The asylum is an infamous site that was at the center of Halderman v. Pennhurst State School & Hospital, a controversial United States Supreme Court case that granted the developmentally disabled certain constitutional rights in the face of an epidemic of abuse and neglect. That case was first filed amidst allegations that Pennhurst was unsanitary, inhumane, and hazardous. And though the Court’s decision was not completely favorable to the plaintiffs, Pennhurst eventually closed its doors in 1986. The Pennhurst scandal is also well known for its connection to one of the first class action lawsuits against abusive healthcare practices.
Today, the shuttered facility—originally called the “Eastern Pennsylvania State Institution for the Feeble-Minded and Epileptic”—is less of a historical landmark, and more of a Halloween attraction. Every fall, it opens to tourists and thrill seekers looking for a scare. And in the fall of 2011, Chrzanowski suffered more than freight. He fell victim to what he alleges was negligence, carelessness, and recklessness that led to a meniscus tear and other severe leg injuries that required surgery.

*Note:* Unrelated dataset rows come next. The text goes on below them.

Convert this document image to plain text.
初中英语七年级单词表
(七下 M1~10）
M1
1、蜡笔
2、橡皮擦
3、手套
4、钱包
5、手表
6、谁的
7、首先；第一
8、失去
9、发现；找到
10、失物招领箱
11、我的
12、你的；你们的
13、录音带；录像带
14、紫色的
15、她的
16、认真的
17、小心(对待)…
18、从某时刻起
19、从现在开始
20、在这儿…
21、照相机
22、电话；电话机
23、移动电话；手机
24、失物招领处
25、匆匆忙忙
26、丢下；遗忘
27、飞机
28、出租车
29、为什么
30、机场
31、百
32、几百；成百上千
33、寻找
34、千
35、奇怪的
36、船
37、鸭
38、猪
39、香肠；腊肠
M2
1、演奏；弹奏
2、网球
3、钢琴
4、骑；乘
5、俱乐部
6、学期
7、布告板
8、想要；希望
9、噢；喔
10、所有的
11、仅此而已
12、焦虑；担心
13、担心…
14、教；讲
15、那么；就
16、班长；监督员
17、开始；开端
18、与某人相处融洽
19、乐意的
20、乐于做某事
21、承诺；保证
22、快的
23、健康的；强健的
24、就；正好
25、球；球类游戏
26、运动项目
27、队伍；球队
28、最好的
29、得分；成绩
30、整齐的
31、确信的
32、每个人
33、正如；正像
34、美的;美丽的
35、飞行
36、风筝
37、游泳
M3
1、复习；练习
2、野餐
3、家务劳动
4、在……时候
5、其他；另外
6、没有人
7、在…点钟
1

According to Chrzanowski, he was waiting in line for one of the haunted house’s attractions when employees of the site “jumped onto or otherwise abruptly caused a hospital bed to strike the plaintiff in his left knee.”
Chrzanowski filed suit on May 21 in the U.S. District Court in Philadelphia, seeking damages of approximately $75,000, in addition to costs and fees. He is looking to be compensated for what he describes as “pain and suffering, discomfort, incapacitation, and [the] incurred expenses related to his medical treatment.”
According to a recent article on the case, “[i]n addition to being the location for the haunted house attraction, Pennhurst is also a popular site among paranormal investigators.”